Por Morgana Mendonça dos Santos
"Rogo-vos pois, irmãos, pela compaixão
de Deus, que apresenteis os vossos corpos como um sacrifício vivo, santo e
agradável a Deus, que é o vosso culto racional".
Romanos 12.1.
No primeiro verso do capítulo 12 da
carta à igreja de Roma, o apóstolo Paulo nos mostra a forma do culto racional e
diário, assim como Moisés escreve o segundo mandamento (Ex 20.4-6; Dt 4.15-19)
como regulamento do mesmo. A Bíblia revela do começo ao fim como devemos adorar
a Deus e a forma como foi constituída essa adoração. O culto segundo as
Escrituras provém da prórpia Escritura. É a Palavra escrita que determina o
culto solene. Não parece ser tão óbvio assim, devido a real situação do culto
na maioria das igrejas. É tanto urgente como necessário oferecer o conceito de
culto para que o culto seja devidamente estabelecido. Culto poderia ser
definido como: ajuntamento solene com o propósito de glorificar a Deus de forma
reverente e com muito temor. O povo da aliança é convocado de forma santa a
cultuar a Deus de acordo com Hebreus 12.28-29, lembrando assim que Deus é fogo
consumidor:
"Pelo que, recebendo nós um reino
que não pode ser abalado, retenhamos a graça, pela qual sirvamos a Deus
agradavelmente, com reverência e temor; pois o nosso Deus é um fogo
consumidor."
Tanto no Antigo como no Novo Testamento
a estrutura do culto é abastecida de temor ao Senhor. Perceba que Hebreus 12
tem ecos do Salmo 50.3-4, como exemplo disso temos o que aconteceu no Monte
Sinai. Deus exige um culto conforme Ele deseja e somente o aceita dessa forma.
A exigência divina deve ser percebida, Ele exige um culto santo, pois é fogo
consumidor. Nas palavras do Rev. Kenneth Wieske [1] sobre o caráter do culto solene:
Desde o Antigo Testamento já era
necessário obedecer e atender à santa convocação do Senhor. Quando Deus
convocava seu povo diante do Monte Sinai que fumegava, relampejava, trovejava e
via-se a presença dos anjos (At 7.53; Hb 2.2; Dt 33.2), quem ousaria dizer
“não, não posso ir ao culto, pois tenho outros compromissos? Acho que papai e
mamãe irão, mas eu tenho alguma coisa a comprar no shopping”. Que nada! Deus
estava convocando seu povo e ai daquele que não obedecesse ao seu chamado! Se
naquela época era impensável se desprezar a santa convocação, quanto mais hoje?.

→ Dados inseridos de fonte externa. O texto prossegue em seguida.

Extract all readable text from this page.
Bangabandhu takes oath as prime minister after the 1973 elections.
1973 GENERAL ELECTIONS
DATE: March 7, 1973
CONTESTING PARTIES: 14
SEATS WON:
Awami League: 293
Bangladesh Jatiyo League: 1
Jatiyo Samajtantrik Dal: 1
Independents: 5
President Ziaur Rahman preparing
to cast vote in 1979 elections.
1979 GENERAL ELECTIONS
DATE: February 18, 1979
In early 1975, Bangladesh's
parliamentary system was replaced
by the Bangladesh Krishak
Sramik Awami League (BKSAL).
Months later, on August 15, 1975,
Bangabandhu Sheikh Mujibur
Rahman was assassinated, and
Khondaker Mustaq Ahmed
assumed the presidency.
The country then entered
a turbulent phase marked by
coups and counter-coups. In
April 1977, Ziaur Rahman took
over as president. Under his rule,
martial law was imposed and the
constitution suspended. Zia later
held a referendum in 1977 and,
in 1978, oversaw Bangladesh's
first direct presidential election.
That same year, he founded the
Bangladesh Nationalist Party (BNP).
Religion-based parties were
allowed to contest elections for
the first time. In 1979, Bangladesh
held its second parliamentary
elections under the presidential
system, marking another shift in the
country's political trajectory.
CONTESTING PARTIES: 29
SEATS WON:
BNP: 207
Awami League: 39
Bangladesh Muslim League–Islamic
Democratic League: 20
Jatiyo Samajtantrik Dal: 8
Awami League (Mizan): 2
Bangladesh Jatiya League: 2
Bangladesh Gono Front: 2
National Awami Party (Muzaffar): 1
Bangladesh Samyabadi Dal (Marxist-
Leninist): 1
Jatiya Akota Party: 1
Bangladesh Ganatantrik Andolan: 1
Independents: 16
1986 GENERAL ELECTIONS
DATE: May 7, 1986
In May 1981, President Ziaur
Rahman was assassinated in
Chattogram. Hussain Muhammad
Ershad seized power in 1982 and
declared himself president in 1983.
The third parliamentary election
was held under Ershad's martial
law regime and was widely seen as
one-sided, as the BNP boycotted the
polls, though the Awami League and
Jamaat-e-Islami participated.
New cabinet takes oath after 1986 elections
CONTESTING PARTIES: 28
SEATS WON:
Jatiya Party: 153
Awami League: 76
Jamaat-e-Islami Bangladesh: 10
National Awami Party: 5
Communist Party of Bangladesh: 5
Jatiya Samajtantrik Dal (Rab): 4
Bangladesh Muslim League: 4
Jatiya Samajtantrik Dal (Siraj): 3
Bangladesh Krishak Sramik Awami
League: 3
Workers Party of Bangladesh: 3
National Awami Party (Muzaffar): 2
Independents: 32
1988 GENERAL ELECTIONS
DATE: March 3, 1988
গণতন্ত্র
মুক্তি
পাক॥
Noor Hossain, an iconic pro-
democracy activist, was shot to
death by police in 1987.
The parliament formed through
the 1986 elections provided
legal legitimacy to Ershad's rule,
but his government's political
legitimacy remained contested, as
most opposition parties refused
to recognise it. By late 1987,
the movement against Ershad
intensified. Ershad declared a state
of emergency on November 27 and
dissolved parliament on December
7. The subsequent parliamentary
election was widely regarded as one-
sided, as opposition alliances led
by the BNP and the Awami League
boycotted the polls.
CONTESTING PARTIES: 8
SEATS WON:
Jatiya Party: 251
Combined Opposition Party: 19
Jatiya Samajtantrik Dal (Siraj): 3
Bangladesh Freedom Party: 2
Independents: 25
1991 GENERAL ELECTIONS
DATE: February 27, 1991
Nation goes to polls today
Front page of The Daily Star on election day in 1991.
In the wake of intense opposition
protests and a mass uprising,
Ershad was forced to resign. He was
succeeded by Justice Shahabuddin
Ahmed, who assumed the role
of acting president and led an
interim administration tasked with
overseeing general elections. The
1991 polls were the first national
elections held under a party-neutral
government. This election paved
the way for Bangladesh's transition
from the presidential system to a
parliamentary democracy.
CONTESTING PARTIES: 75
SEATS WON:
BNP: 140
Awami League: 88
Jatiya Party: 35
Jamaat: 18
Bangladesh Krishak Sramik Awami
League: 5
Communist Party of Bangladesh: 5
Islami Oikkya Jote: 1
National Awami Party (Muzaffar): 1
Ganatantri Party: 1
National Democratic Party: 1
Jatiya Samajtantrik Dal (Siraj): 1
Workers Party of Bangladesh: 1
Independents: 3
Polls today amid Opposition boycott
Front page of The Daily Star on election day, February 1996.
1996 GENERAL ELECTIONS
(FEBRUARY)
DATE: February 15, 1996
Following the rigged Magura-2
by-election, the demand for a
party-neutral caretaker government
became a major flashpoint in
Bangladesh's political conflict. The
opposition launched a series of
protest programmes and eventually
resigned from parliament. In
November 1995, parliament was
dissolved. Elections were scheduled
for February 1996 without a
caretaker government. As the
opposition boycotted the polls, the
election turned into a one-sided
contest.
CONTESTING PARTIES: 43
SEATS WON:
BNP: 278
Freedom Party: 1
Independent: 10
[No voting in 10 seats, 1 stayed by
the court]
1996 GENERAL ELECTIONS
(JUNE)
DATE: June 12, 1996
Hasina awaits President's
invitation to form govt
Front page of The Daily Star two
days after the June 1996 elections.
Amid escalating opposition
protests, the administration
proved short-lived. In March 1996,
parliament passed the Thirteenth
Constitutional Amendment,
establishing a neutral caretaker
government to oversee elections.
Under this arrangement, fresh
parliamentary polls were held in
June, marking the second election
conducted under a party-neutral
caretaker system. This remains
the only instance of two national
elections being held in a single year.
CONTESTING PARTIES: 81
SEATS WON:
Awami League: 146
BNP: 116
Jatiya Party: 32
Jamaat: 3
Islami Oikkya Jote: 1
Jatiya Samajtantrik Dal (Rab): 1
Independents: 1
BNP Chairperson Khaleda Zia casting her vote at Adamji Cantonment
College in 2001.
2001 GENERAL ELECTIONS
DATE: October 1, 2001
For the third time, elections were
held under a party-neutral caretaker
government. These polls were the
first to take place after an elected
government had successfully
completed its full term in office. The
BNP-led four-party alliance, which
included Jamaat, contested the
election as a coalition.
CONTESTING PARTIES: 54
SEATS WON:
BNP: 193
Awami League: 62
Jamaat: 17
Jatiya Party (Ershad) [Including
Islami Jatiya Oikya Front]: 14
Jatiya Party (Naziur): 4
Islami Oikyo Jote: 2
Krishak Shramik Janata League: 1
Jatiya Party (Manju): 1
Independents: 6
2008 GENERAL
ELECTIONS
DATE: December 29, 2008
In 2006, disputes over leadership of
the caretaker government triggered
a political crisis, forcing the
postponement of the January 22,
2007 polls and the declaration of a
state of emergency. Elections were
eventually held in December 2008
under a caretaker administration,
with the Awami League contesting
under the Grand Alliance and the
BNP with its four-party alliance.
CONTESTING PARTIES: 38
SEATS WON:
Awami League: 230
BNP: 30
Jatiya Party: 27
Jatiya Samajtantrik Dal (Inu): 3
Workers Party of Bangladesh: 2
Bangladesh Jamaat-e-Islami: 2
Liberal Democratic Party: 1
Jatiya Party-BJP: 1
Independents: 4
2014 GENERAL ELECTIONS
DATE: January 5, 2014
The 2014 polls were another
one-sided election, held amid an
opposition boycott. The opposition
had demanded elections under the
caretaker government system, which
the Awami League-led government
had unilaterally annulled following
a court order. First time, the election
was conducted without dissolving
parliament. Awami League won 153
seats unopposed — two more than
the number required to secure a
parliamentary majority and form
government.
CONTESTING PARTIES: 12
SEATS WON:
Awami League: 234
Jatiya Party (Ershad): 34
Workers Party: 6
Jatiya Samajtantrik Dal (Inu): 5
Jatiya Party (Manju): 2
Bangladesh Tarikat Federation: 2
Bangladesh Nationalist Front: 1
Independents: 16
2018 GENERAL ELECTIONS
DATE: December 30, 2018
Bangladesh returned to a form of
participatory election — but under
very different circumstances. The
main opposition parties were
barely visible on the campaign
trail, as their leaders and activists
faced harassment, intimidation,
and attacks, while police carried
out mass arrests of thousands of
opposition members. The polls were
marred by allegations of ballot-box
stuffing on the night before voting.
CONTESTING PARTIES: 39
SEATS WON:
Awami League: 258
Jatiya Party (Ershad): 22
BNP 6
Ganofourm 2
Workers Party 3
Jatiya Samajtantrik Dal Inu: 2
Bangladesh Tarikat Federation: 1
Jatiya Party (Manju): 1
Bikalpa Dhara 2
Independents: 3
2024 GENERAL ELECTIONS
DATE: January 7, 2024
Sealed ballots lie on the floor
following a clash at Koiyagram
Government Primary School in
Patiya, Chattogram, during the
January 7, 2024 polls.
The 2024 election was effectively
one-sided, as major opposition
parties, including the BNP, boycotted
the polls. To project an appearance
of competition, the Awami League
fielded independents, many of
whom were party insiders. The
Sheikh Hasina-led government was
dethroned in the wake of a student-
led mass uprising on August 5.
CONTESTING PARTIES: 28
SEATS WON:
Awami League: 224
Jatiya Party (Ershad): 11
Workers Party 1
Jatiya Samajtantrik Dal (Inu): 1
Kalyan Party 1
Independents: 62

Eis o que a Confissão de Fé de Westminster
(CFW) diz a respeito no capítulo XXI sobre o assunto do culto solene [2]:
A luz da natureza mostra que há um
Deus, que tem domínio e soberania sobre tudo, que é bom e faz bem a todos, e
que, portanto, deve ser temido, amado, louvado, invocado, crido e servido de
todo o coração, de toda a alma e de todas as forças; mas, a forma aceitável de
adorar o verdadeiro Deus é instituída por Ele mesmo, e é tão limitada pela sua
própria vontade revelada, que ele não pode ser adorado segundo as imaginações e
invenções dos homens, ou sugestões de Satanás, nem sob qualquer representação
visível, ou de qualquer outro modo não prescrito nas Santas Escrituras.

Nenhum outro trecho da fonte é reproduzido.